If any Event of Default occurs and is continuing, the Administrative Agent shall, at the request of, or may, with the consent of, the Required Lenders, take any or all of the following actions:

(a)    declare the commitment of each Lender to make Loans to be terminated, whereupon such commitments shall be terminated;

(b)    declare the unpaid principal amount of all outstanding Loans, all interest accrued and unpaid thereon, and all other amounts owing or payable hereunder or under any other Loan Document to be immediately due and payable, without presentment, demand, protest or other notice of any kind, all of which are hereby expressly waived by the Borrower; and

(c)    exercise on behalf of itself and the Lenders all rights and remedies available to it and the Lenders under the Loan Documents or applicable Law;

provided, however, that upon the occurrence of an actual or deemed entry of an order for relief with respect to the Borrower under the Bankruptcy Code of the United States, the obligation of each Lender to make Loans shall automatically terminate, the unpaid principal amount of all outstanding Loans and all interest and other amounts as aforesaid shall automatically become due and payable in each case without further act of the Administrative Agent or any Lender.
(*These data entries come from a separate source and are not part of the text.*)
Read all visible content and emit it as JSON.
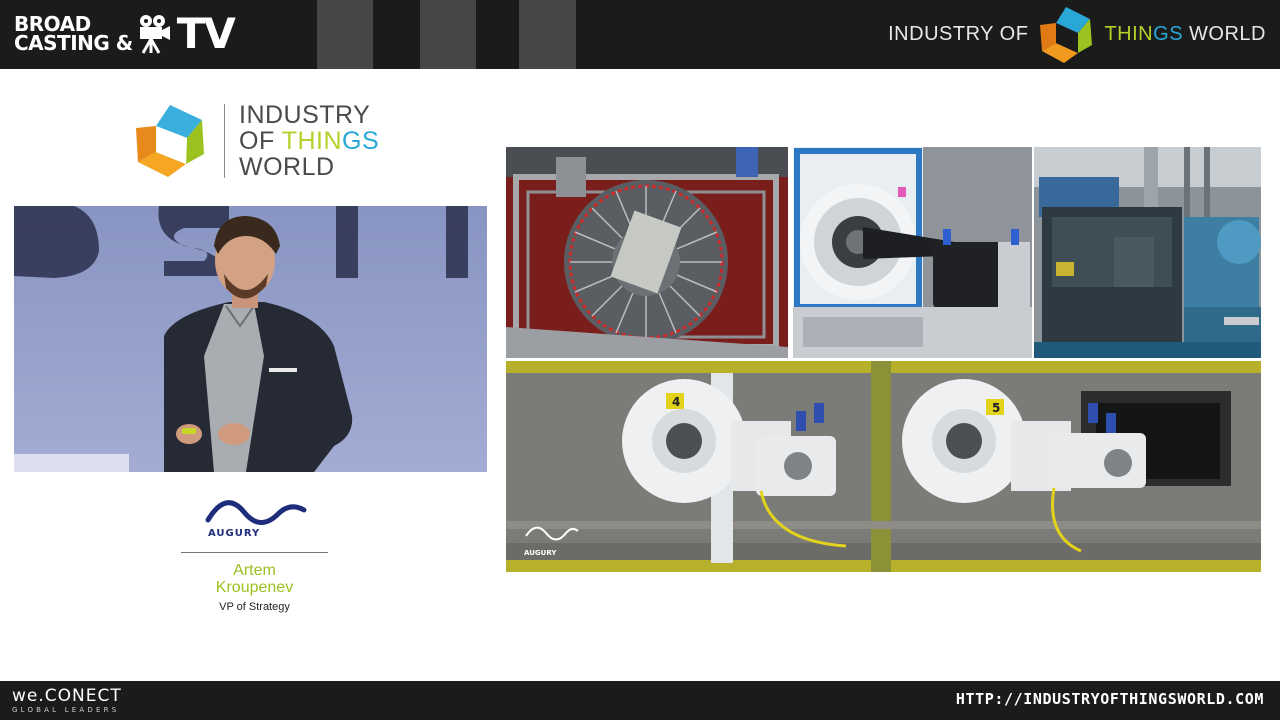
{
  "broadcast": {
    "line1": "BROAD",
    "line2": "CASTING &",
    "tv": "TV"
  },
  "top_right": {
    "prefix": "INDUSTRY OF",
    "things_a": "THIN",
    "things_b": "GS",
    "suffix": "WORLD"
  },
  "event_logo": {
    "line1": "INDUSTRY",
    "line2_a": "OF ",
    "line2_b": "THIN",
    "line2_c": "GS",
    "line3": "WORLD"
  },
  "speaker": {
    "company_logo_text": "AUGURY",
    "name_line1": "Artem",
    "name_line2": "Kroupenev",
    "title": "VP of Strategy"
  },
  "slide": {
    "motor_labels": [
      "4",
      "5"
    ],
    "watermark": "AUGURY"
  },
  "footer": {
    "brand": "we.CONECT",
    "tagline": "GLOBAL LEADERS",
    "url": "HTTP://INDUSTRYOFTHINGSWORLD.COM"
  },
  "colors": {
    "bar_dark": "#1b1b1b",
    "things_green": "#b8cf2a",
    "things_blue": "#29a8d8",
    "speaker_green": "#9cc220",
    "augury_navy": "#1f2c7a",
    "frame_yellow": "#b7b02a"
  }
}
8.03    Application of Funds.

After the exercise of remedies provided for in Section 8.02 (or after the Loans have automatically become immediately due and payable, any amounts received on account of the Obligations shall be applied by the Administrative Agent in the following order:

First, to payment of that portion of the Obligations constituting fees, indemnities, expenses and other amounts (including fees, charges and disbursements of counsel to the Administrative Agent and amounts payable under Article III) payable to the Administrative Agent in its capacity as such;

Second, to payment of that portion of the Obligations constituting fees, indemnities and other amounts (other than principal and interest) payable to the Lenders (including fees, charges and disbursements of counsel to the respective Lenders and amounts payable under Article III), ratably among them in proportion to the respective amounts described in this clause Second payable to them;

Third, to payment of that portion of the Obligations constituting unpaid principal of the Loans in proportion to the respective amounts described in this clause Fourth held by them; and

Last, the balance, if any, after all of the Obligations have been indefeasibly paid in full, to the Borrower or as otherwise required by Law.


ARTICLE IX

ADMINISTRATIVE AGENT

9.01    Appointment and Authority.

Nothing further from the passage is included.